Anna Webber (musician)
Anna Kristin Webber is a Canadian saxophonist, flutist, and composer of avant-garde jazz based in Brooklyn.[1] A Guggenheim Award-winning composer,[2] Webber has released a number of critically-acclaimed albums as leader or co-leader, and received accolades for her work as saxophonist, flutist,[3] and arranger.[4]
Anna Webber
Pi, Astral Spirits, Greenleaf Music, Out Of Your Head Records, Skirl, Pirouet Records
Early life and education[edit]
Originally from British Columbia, Webber began her studies at Montreal's McGill University. In 2008, she moved to New York City[5] and began a master's degree at Manhattan School of Music.[6]
In 2010, Webber completed her master's, was awarded the Prix François-Marcaurelle at Montreal's L'OFF Festival,[7] and released her debut album as leader, Third Floor People Don't Need to Worry About Anything. Third Floor People features a cast of seven, with Webber as the fixed constant between two quartets: tracks feature either the "Montreal People" (Erik Hove, Jean-Sebastien Williams, Phil Melanson) or the "New York People" (Matt Holman, Owen Stewart, Fred Kennedy).[8]
Webber moved to Germany in 2011 to study with John Hollenbeck at the Jazz Institut Berlin. Hollenbeck later became a member of Webber's Simple Trio.[9] Webber first began working on compositions for big band while in the program, and completed her second master's degree in 2012.[10]
Career[edit]
From 2013 to 2016, Webber's releases as leader alternated between her Percussive Mechanics septet and her Simple Trio. The self-titled Percussive Mechanics, featuring James Wylie, Elias Stemeseder, Julius Heise, Igor Spallati, Martin Kruemmling, and Max Andrzejewski, was released on Pirouet Records in 2013,[11] with the group's Refraction following two years later.[12] In 2014, Webber was awarded the prestigious BMI Foundation Charlie Parker Jazz Composition Prize[13] and released SIMPLE, the highly-lauded debut of her trio with John Hollenbeck and pianist Matt Mitchell, on Skirl Records.[14] Two years later, Binary was also released to great acclaim.[15]
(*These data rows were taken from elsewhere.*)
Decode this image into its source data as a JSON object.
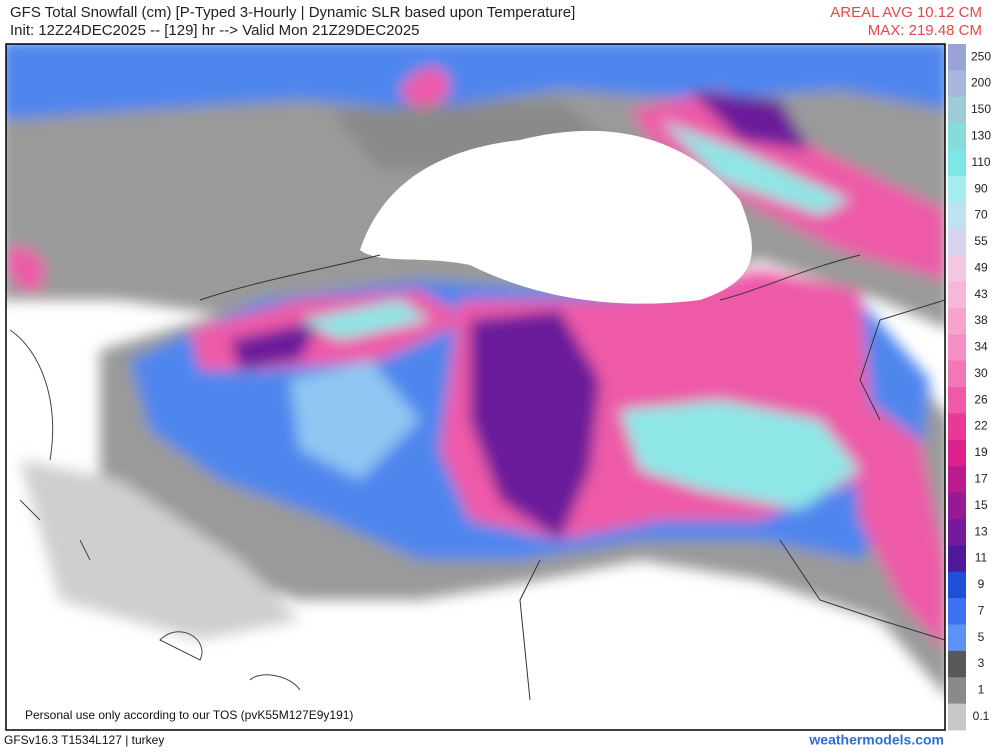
{
  "header": {
    "title": "GFS Total Snowfall (cm) [P-Typed 3-Hourly | Dynamic SLR based upon Temperature]",
    "subtitle": "Init: 12Z24DEC2025 -- [129] hr --> Valid Mon 21Z29DEC2025",
    "areal_avg": "AREAL AVG 10.12 CM",
    "max": "MAX: 219.48 CM"
  },
  "colorbar": {
    "labels": [
      250,
      200,
      150,
      130,
      110,
      90,
      70,
      55,
      49,
      43,
      38,
      34,
      30,
      26,
      22,
      19,
      17,
      15,
      13,
      11,
      9,
      7,
      5,
      3,
      1,
      0.1
    ],
    "colors": [
      "#9aa3d6",
      "#a9b7de",
      "#9fcad8",
      "#86dcd8",
      "#7fe6e6",
      "#a5eeee",
      "#bde3f0",
      "#d9d4ee",
      "#f2c9e0",
      "#f5b8d8",
      "#f6a4cf",
      "#f58fc3",
      "#f277b7",
      "#ee5aa8",
      "#ea3896",
      "#dc218c",
      "#bb1b8e",
      "#981a93",
      "#751a9a",
      "#4f1a9a",
      "#1f4fd8",
      "#3a72ef",
      "#5a93f4",
      "#585858",
      "#8a8a8a",
      "#c8c8c8"
    ]
  },
  "footer": {
    "tos": "Personal use only according to our TOS (pvK55M127E9y191)",
    "model": "GFSv16.3 T1534L127 | turkey",
    "site": "weathermodels.com"
  }
}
In 2017, Webber received a New York Foundation for the Arts Canadian Women Artists’ Award,[16] and in 2018 she was awarded a Guggenheim Award for her work in music composition.[2]
Webber's Clockwise (Pi, 2019) introduced a septet with Jeremy Viner, Jacob Garchik, Christopher Hoffman, Matt Mitchell, Chris Tordini, and Ches Smith. The album was included in the top ten of the 2019 NPR Music Jazz Critics Poll.[17]
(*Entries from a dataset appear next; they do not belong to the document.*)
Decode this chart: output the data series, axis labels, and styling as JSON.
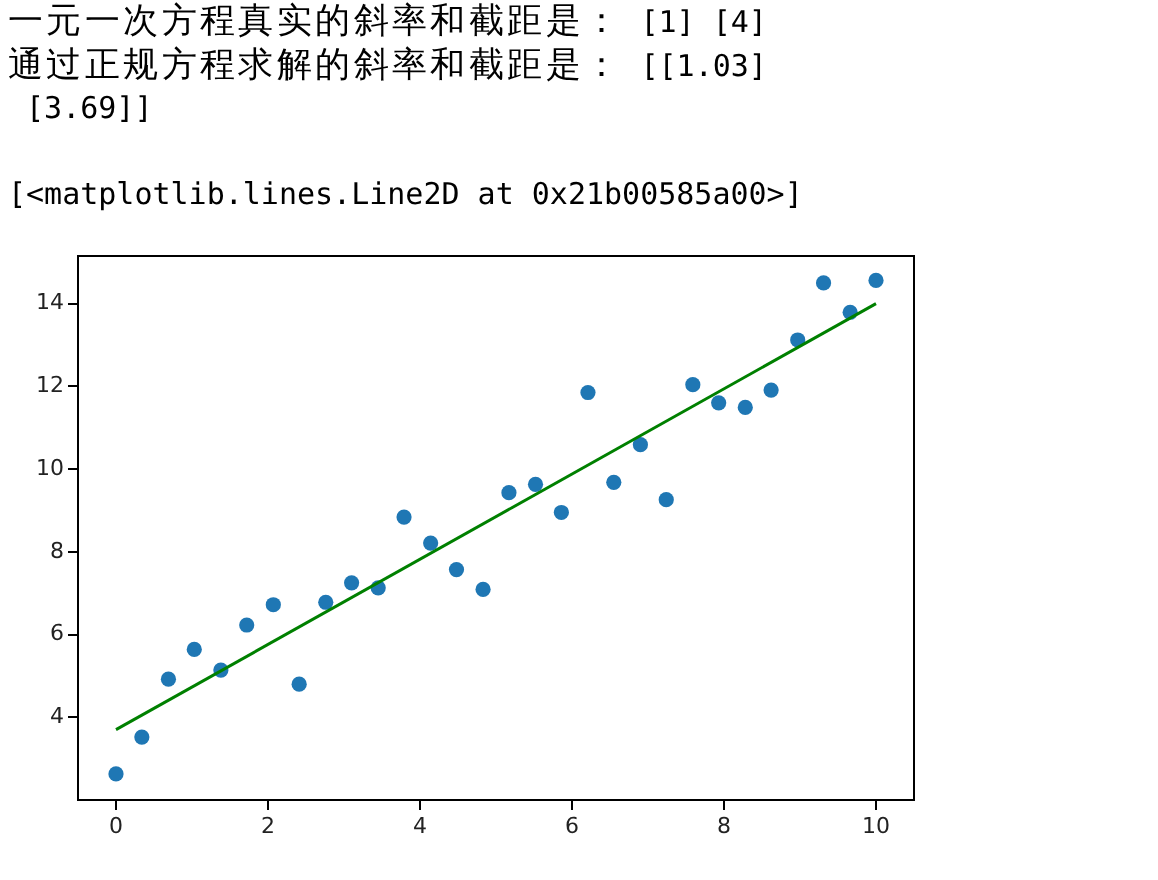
{
  "chart_data": {
    "type": "scatter",
    "annotations": [
      "一元一次方程真实的斜率和截距是： [1] [4]",
      "通过正规方程求解的斜率和截距是： [[1.03]\n [3.69]]",
      "[<matplotlib.lines.Line2D at 0x21b00585a00>]"
    ],
    "series": [
      {
        "type": "scatter",
        "color": "#1f77b4",
        "marker": "circle",
        "x": [
          0,
          0.34,
          0.69,
          1.03,
          1.38,
          1.72,
          2.07,
          2.41,
          2.76,
          3.1,
          3.45,
          3.79,
          4.14,
          4.48,
          4.83,
          5.17,
          5.52,
          5.86,
          6.21,
          6.55,
          6.9,
          7.24,
          7.59,
          7.93,
          8.28,
          8.62,
          8.97,
          9.31,
          9.66,
          10
        ],
        "values": [
          2.63,
          3.52,
          4.92,
          5.64,
          5.14,
          6.23,
          6.72,
          4.8,
          6.78,
          7.25,
          7.13,
          8.84,
          8.21,
          7.57,
          7.09,
          9.43,
          9.63,
          8.95,
          11.85,
          9.68,
          10.59,
          9.26,
          12.04,
          11.6,
          11.49,
          11.91,
          13.12,
          14.5,
          13.79,
          14.56
        ]
      },
      {
        "type": "line",
        "color": "#008000",
        "marker": "none",
        "line_style": "solid",
        "x": [
          0,
          10
        ],
        "values": [
          3.7,
          14.0
        ]
      }
    ],
    "xlim": [
      -0.5,
      10.5
    ],
    "ylim": [
      2.0,
      15.15
    ],
    "xticks": [
      0,
      2,
      4,
      6,
      8,
      10
    ],
    "yticks": [
      4,
      6,
      8,
      10,
      12,
      14
    ],
    "grid": false,
    "legend": false
  }
}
The Webber/Morris Big Band, co-led with Angela Morris, released its debut Both Are True on Greenleaf Music in April 2020; the album was included in The New York Times 10 Best Jazz Albums of the year[18] and Bandcamp Daily's Best Jazz Albums of 2020.[19] Later that year she also released Rectangles (Out Of Your Head Records), featuring Marc Hannaford, Adam Hopkins, and Mark Ferber.[20] The quartet's record was included among DownBeat's Best Albums of 2020.[20]
Webber was a 2021 Berlin Prize Fellow[21] and a featured performer on Remy Le Boeuf's "Strata", a nominee for the 2021 Grammy for Best Instrumental Composition.[22]
Co-led projects include trios Jagged Spheres (with Elias Stemeseder, Devin Gray),[23] The Hero of Warchester (with Nathaniel Morgan, Liz Kosack),[24] and the COVID-recent TAC Trio (with Chris Tordini, Theo Bleckmann), as well as the acronymic quartet EAVE with Erik Hove, Vicky Mettler, and Evan Tighe.
Webber's work is often guided by conceptual constraints. Clockwise, the septet record she composed during the first of her two MacDowell residencies,[25] was informed by John Cage's works for percussion;[26] Binary was partly inspired by the now-defunct automated YouTube account Webdriver Torso,[27] and at times directed by the assignation of pitches and intervals to the numbers in Webber's IP address.[5]